AAA Deny default

In preparing standards for configs, I almost always prefer explicit commands versus implicit commands. It’s not always easy in IOS, take AAA as a case in point. I want explicit commands under the VTY’s and the Console. However I don’t want the default login to be a valid authentication type. What that means is if someone removes the authentication from the VTY/Console, it will fall back to the default which is to deny any logins. Let’s take a look at the command structure for this.

Switch(config)#aaa authentication login default ?
  cache          Use Cached-group
  enable         Use enable password for authentication.
  group          Use Server-group
  line           Use line password for authentication.
  local          Use local username authentication.
  local-case     Use case-sensitive local username authentication.
  none           NO authentication.
  passwd-expiry  enable the login list to provide password aging support
  radius         Use RADIUS authentication.
  tacacs+        Use TACACS+ authentication.

There is no Null/Exempt/Block. There is none, but this prevents any authentication, effectively allowing all connections. So what do we do? We assign it a group that has no configuration. Let’s look at the rest of the AA config first.

aaa group server tacacs+ PACKETPROS-TACACS
server-private 10.1.0.5 key LeTsG0BrEwErS<
server-private 10.1.0.6 key LeTsG0BrEwErS
!
aaa authentication login CONSOLE local
aaa authentication login PP-AAA group PACKETPROS-TACACS local
aaa accounting send stop-record authentication failure
aaa accounting exec default start-stop group PACKETPROS-TACACS

We have two groups configured; CONSOLE an PP-AAA. CONSOLE just points to the local username database. PP-AAA points to a TACACS+ group called PACKETPROS-TACACS which has my two ISE servers in it. So now let’s set the default to a empty group.
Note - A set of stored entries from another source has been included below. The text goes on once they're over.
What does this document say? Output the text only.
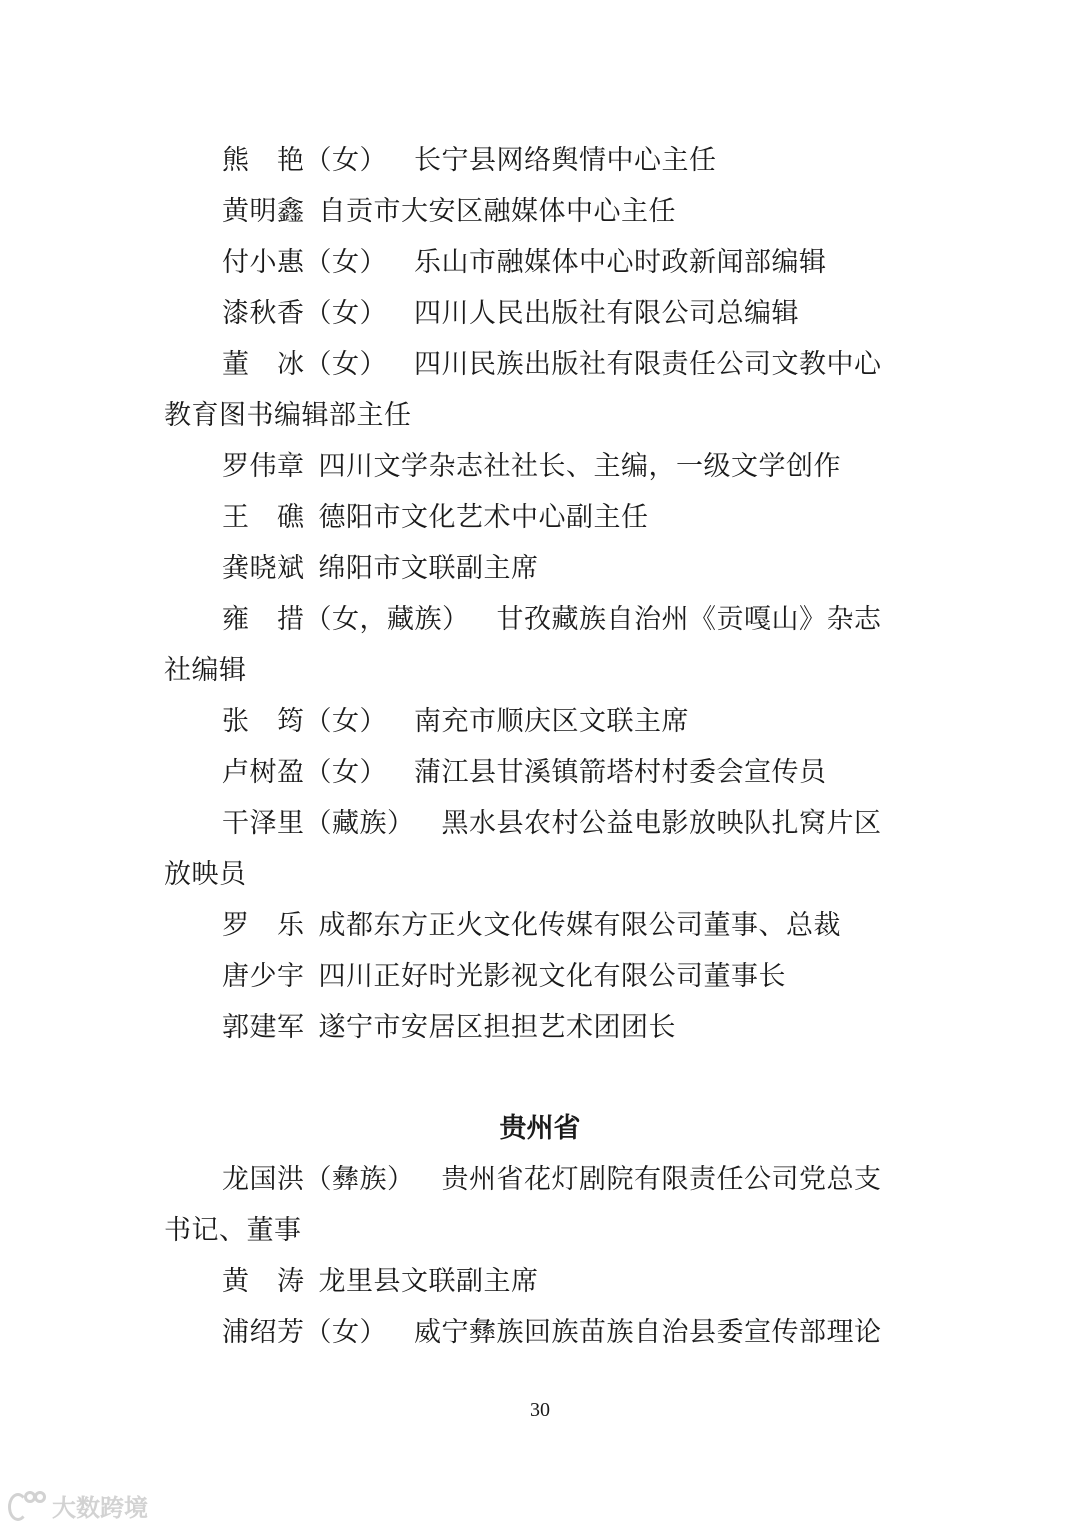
熊　艳（女） 长宁县网络舆情中心主任
黄明鑫 自贡市大安区融媒体中心主任
付小惠（女） 乐山市融媒体中心时政新闻部编辑
漆秋香（女） 四川人民出版社有限公司总编辑
董　冰（女） 四川民族出版社有限责任公司文教中心
教育图书编辑部主任
罗伟章 四川文学杂志社社长、主编，一级文学创作
王　礁 德阳市文化艺术中心副主任
龚晓斌 绵阳市文联副主席
雍　措（女，藏族） 甘孜藏族自治州《贡嘎山》杂志
社编辑
张　筠（女） 南充市顺庆区文联主席
卢树盈（女） 蒲江县甘溪镇箭塔村村委会宣传员
干泽里（藏族） 黑水县农村公益电影放映队扎窝片区
放映员
罗　乐 成都东方正火文化传媒有限公司董事、总裁
唐少宇 四川正好时光影视文化有限公司董事长
郭建军 遂宁市安居区担担艺术团团长
贵州省
龙国洪（彝族） 贵州省花灯剧院有限责任公司党总支
书记、董事
黄　涛 龙里县文联副主席
浦绍芳（女） 威宁彝族回族苗族自治县委宣传部理论
30
大数跨境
aaa authentication login default NULL

I use the keyword of NULL, but you can put anything in you like as long as it doesn’t overwrite one of the other configured groups (CONSOLE and PP-AAA in this example). You will get an error in the log/syslog:

%AAAA-4-SERVUNDEF: The server-group "NULL" is not defined. Please define it.
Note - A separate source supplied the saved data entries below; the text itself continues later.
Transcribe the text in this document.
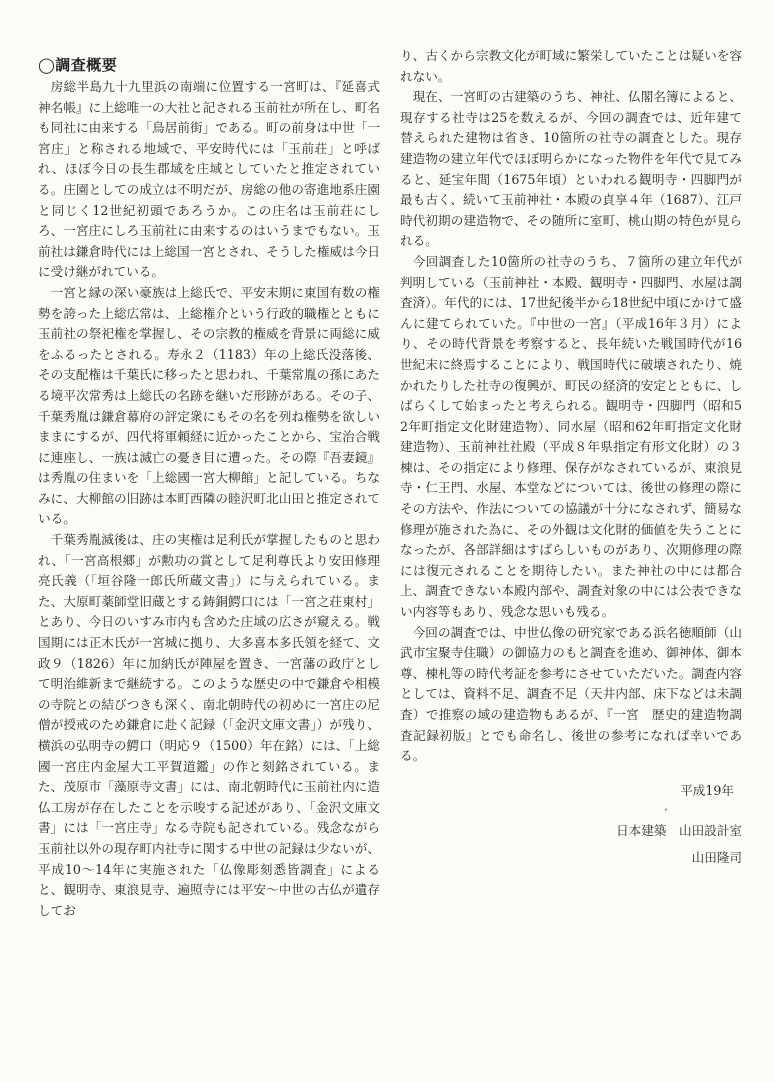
◯調査概要

房総半島九十九里浜の南端に位置する一宮町は、『延喜式　神名帳』に上総唯一の大社と記される玉前社が所在し、町名も同社に由来する「鳥居前街」である。町の前身は中世「一宮庄」と称される地域で、平安時代には「玉前荘」と呼ばれ、ほぼ今日の長生郡域を庄域としていたと推定されている。庄園としての成立は不明だが、房総の他の寄進地系庄園と同じく12世紀初頭であろうか。この庄名は玉前荘にしろ、一宮庄にしろ玉前社に由来するのはいうまでもない。玉前社は鎌倉時代には上総国一宮とされ、そうした権威は今日に受け継がれている。

一宮と縁の深い豪族は上総氏で、平安末期に東国有数の権勢を誇った上総広常は、上総権介という行政的職権とともに玉前社の祭祀権を掌握し、その宗教的権威を背景に両総に威をふるったとされる。寿永２（1183）年の上総氏没落後、その支配権は千葉氏に移ったと思われ、千葉常胤の孫にあたる境平次常秀は上総氏の名跡を継いだ形跡がある。その子、千葉秀胤は鎌倉幕府の評定衆にもその名を列ね権勢を欲しいままにするが、四代将軍頼経に近かったことから、宝治合戦に連座し、一族は滅亡の憂き目に遭った。その際『吾妻鏡』は秀胤の住まいを「上総國一宮大柳館」と記している。ちなみに、大柳館の旧跡は本町西隣の睦沢町北山田と推定されている。

千葉秀胤滅後は、庄の実権は足利氏が掌握したものと思われ、「一宮高根郷」が勲功の賞として足利尊氏より安田修理亮氏義（「垣谷隆一郎氏所蔵文書」）に与えられている。また、大原町薬師堂旧蔵とする鋳銅鰐口には「一宮之荘東村」とあり、今日のいすみ市内も含めた庄域の広さが窺える。戦国期には正木氏が一宮城に拠り、大多喜本多氏領を経て、文政９（1826）年に加納氏が陣屋を置き、一宮藩の政庁として明治維新まで継続する。このような歴史の中で鎌倉や相模の寺院との結びつきも深く、南北朝時代の初めに一宮庄の尼僧が授戒のため鎌倉に赴く記録（「金沢文庫文書」）が残り、横浜の弘明寺の鰐口（明応９（1500）年在銘）には、「上総國一宮庄内金屋大工平賀道鑑」の作と刻銘されている。また、茂原市「藻原寺文書」には、南北朝時代に玉前社内に造仏工房が存在したことを示唆する記述があり、「金沢文庫文書」には「一宮庄寺」なる寺院も記されている。残念ながら玉前社以外の現存町内社寺に関する中世の記録は少ないが、平成10～14年に実施された「仏像彫刻悉皆調査」によると、観明寺、東浪見寺、遍照寺には平安～中世の古仏が遺存してお

り、古くから宗教文化が町域に繁栄していたことは疑いを容れない。

現在、一宮町の古建築のうち、神社、仏閣名簿によると、現存する社寺は25を数えるが、今回の調査では、近年建て替えられた建物は省き、10箇所の社寺の調査とした。現存建造物の建立年代でほぼ明らかになった物件を年代で見てみると、延宝年間（1675年頃）といわれる観明寺・四脚門が最も古く、続いて玉前神社・本殿の貞享４年（1687）、江戸時代初期の建造物で、その随所に室町、桃山期の特色が見られる。

今回調査した10箇所の社寺のうち、７箇所の建立年代が判明している（玉前神社・本殿、観明寺・四脚門、水屋は調査済）。年代的には、17世紀後半から18世紀中頃にかけて盛んに建てられていた。『中世の一宮』（平成16年３月）により、その時代背景を考察すると、長年続いた戦国時代が16世紀末に終焉することにより、戦国時代に破壊されたり、焼かれたりした社寺の復興が、町民の経済的安定とともに、しばらくして始まったと考えられる。観明寺・四脚門（昭和52年町指定文化財建造物）、同水屋（昭和62年町指定文化財建造物）、玉前神社社殿（平成８年県指定有形文化財）の３棟は、その指定により修理、保存がなされているが、東浪見寺・仁王門、水屋、本堂などについては、後世の修理の際にその方法や、作法についての協議が十分になされず、簡易な修理が施された為に、その外観は文化財的価値を失うことになったが、各部詳細はすばらしいものがあり、次期修理の際には復元されることを期待したい。また神社の中には都合上、調査できない本殿内部や、調査対象の中には公表できない内容等もあり、残念な思いも残る。

今回の調査では、中世仏像の研究家である浜名徳順師（山武市宝聚寺住職）の御協力のもと調査を進め、御神体、御本尊、棟札等の時代考証を参考にさせていただいた。調査内容としては、資料不足、調査不足（天井内部、床下などは未調査）で推察の域の建造物もあるが、『一宮　歴史的建造物調査記録初版』とでも命名し、後世の参考になれば幸いである。

平成19年

・

日本建築　山田設計室

山田隆司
If you don’t define it, it will fail authentication every single time since there are no authentication mechanisms configured. When trying to login you will receive the following on the console-

%AAA-3-BADSERVERTYPEERROR: Cannot process authentication server type *invalid_group_handle*
% Authentication failed

On VTY’s you will just see % Authentication failed.

Final Configuration

aaa group server tacacs+ PACKETPROS-TACACS
server-private 10.1.0.5 key LeTsG0BrEwErS
server-private 10.1.0.6 key LeTsG0BrEwErS
!
aaa authentication login default NULL
aaa authentication login CONSOLE local
aaa authentication login PP-AAA group PACKETPROS-TACACS local
aaa accounting send stop-record authentication failure
aaa accounting exec default start-stop group PACKETPROS-TACACS

line con 0
login authentication CONSOLE

line vty 0 15
login authentication PP-AAA

If there is no login authentication command under the VTY or Console, you will not be able to login via that method so be careful!